The massive catecholamine production associated with thermal injury heavily contributes to the intense catabolic response in major burn patients. The effects are through the intense stimulation of both

alpha and beta receptors with subsequent cardiovascular, thermogenic and metabolic affects. Studies have shown that nonselective -blockers efficiently reduce metabolic rate and protein catabolism, particularly in children and young adults, and to reduce the risk of liver steatosis [43, 68]. The metabolic advantages are observed with a 15–20% reduction of heart rate. The benefits are not as important in adults and elderly patients [4]. The limitations are the usual contraindications to b-blockade: early unstable resuscitation phase, incipient sepsis and asthmatic conditions. Treatment should be initiated as soon as resuscitation is completed (after 3–10 days depending on severity of burns), as it reduces the hypermetabolic response [20]. In adults starting doses are 10 mg 3×/day until achieving a 20% reduction in heart rate.

Oxandrolone

Pharmacologic modulation of anabolism to counteract loss of lean body mass is beneficial in children with major burns [54]. Oxandrolone appears to be a promising anabolic agent although few outcome data are as yet available. A recent multicenter trial of early oxandralone administration in 81 patients seems promising [107]. Its use requires adaptation in case of renal failure and monitoring of liver function. The limited androgenic effects make its use possible in women.
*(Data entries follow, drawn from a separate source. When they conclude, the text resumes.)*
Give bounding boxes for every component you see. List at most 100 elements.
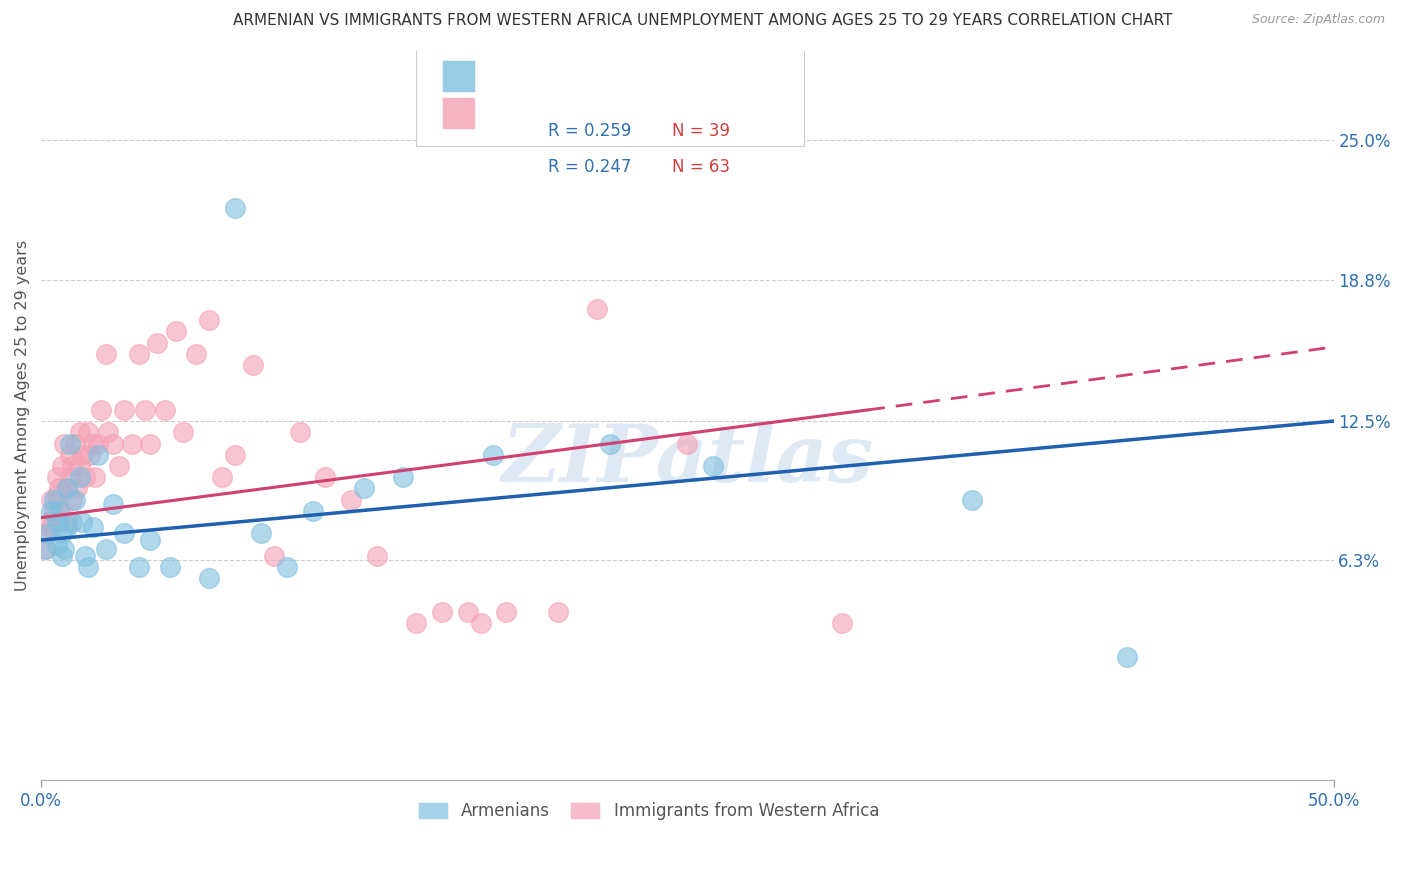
Point [41, 504, 63, 518]
Point [42, 492, 65, 507]
Point [66, 482, 89, 496]
Point [301, 504, 323, 518]
Point [314, 470, 336, 484]
Point [87, 448, 110, 462]
Point [45, 488, 67, 502]
Point [56, 482, 79, 496]
Point [41, 492, 63, 507]
Point [63, 492, 86, 507]
Point [165, 324, 187, 338]
Point [353, 482, 375, 496]
Point [69, 425, 91, 440]
Point [366, 549, 388, 563]
Point [263, 549, 285, 563]
Point [56, 519, 79, 533]
Point [676, 436, 699, 450]
Point [72, 515, 94, 529]
Point [51, 504, 73, 518]
Y-axis label: Unemployment Among Ages 25 to 29 years: Unemployment Among Ages 25 to 29 years [15, 240, 30, 591]
Point [82, 519, 104, 533]
Point [198, 571, 221, 585]
Point [56, 515, 79, 529]
Point [430, 605, 453, 619]
Point [73, 470, 96, 484]
Point [242, 358, 264, 372]
Point [470, 616, 492, 631]
Point [87, 436, 110, 450]
Point [42, 504, 65, 518]
Point [585, 301, 607, 316]
Text: ZIPatlas: ZIPatlas [502, 420, 873, 498]
Point [276, 560, 298, 574]
Point [84, 470, 107, 484]
Point [186, 347, 208, 361]
Point [79, 448, 101, 462]
Point [45, 515, 67, 529]
Point [48, 515, 70, 529]
Point [97, 425, 120, 440]
Point [211, 470, 233, 484]
Point [72, 448, 94, 462]
Point [250, 526, 273, 541]
Point [112, 526, 135, 541]
Point [392, 470, 415, 484]
Point [599, 436, 621, 450]
Point [198, 313, 221, 327]
Point [56, 482, 79, 496]
Point [38, 526, 60, 541]
Text: N = 63: N = 63 [672, 159, 730, 177]
Point [121, 436, 143, 450]
Point [76, 425, 98, 440]
Point [103, 436, 125, 450]
Point [82, 436, 104, 450]
Point [58, 470, 80, 484]
Legend: Armenians, Immigrants from Western Africa: Armenians, Immigrants from Western Afric… [412, 795, 886, 827]
Point [60, 492, 83, 507]
Point [702, 458, 724, 473]
Point [224, 201, 246, 215]
Point [58, 436, 80, 450]
Point [48, 504, 70, 518]
Point [340, 492, 363, 507]
Point [45, 538, 67, 552]
Point [35, 526, 58, 541]
Point [69, 470, 91, 484]
Text: R = 0.259: R = 0.259 [548, 122, 631, 140]
Point [153, 403, 176, 417]
Point [103, 497, 125, 511]
FancyBboxPatch shape [416, 44, 804, 145]
Point [134, 403, 156, 417]
Point [48, 482, 70, 496]
Point [288, 425, 311, 440]
Point [60, 515, 83, 529]
Point [94, 347, 117, 361]
Point [482, 448, 505, 462]
Point [51, 526, 73, 541]
Point [112, 403, 135, 417]
FancyBboxPatch shape [441, 96, 475, 128]
Point [63, 436, 86, 450]
Point [73, 549, 96, 563]
Point [457, 605, 479, 619]
Point [128, 560, 150, 574]
Point [41, 519, 63, 533]
Point [35, 542, 58, 557]
Point [1115, 649, 1137, 664]
Point [38, 515, 60, 529]
Point [405, 616, 427, 631]
Point [51, 458, 73, 473]
Point [45, 470, 67, 484]
Point [146, 335, 169, 350]
Point [159, 560, 181, 574]
Point [69, 458, 91, 473]
Point [138, 436, 160, 450]
Text: Source: ZipAtlas.com: Source: ZipAtlas.com [1251, 13, 1385, 27]
Point [128, 347, 150, 361]
FancyBboxPatch shape [441, 60, 475, 92]
Point [32, 542, 55, 557]
Point [831, 616, 853, 631]
Point [224, 448, 246, 462]
Point [172, 425, 194, 440]
Point [495, 605, 517, 619]
Text: N = 39: N = 39 [672, 122, 730, 140]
Recombinant human growth hormone

Recombinant human growth hormone (rhGH) therapy has been extensively investigated in GH-deficient children, where rhGH therapy improves nitrogen balance, increases body cell mass, and promotes bone formation [61]. These effects make rhGH a candidate for anabolism stimulation. Supplementation studies in burned pediatric patients have shown a decrease in donor-site healing times and length of hospital stay per %TBSA burns, and attenuation of hyper-metabolism and of inflammation particularly when used in combination with propranolol [55]. While safe in children, the use of rhGH in critically ill adult patients is not warranted, as it doubles mortality, mainly due to multiple organ dysfunction and septic shock [98].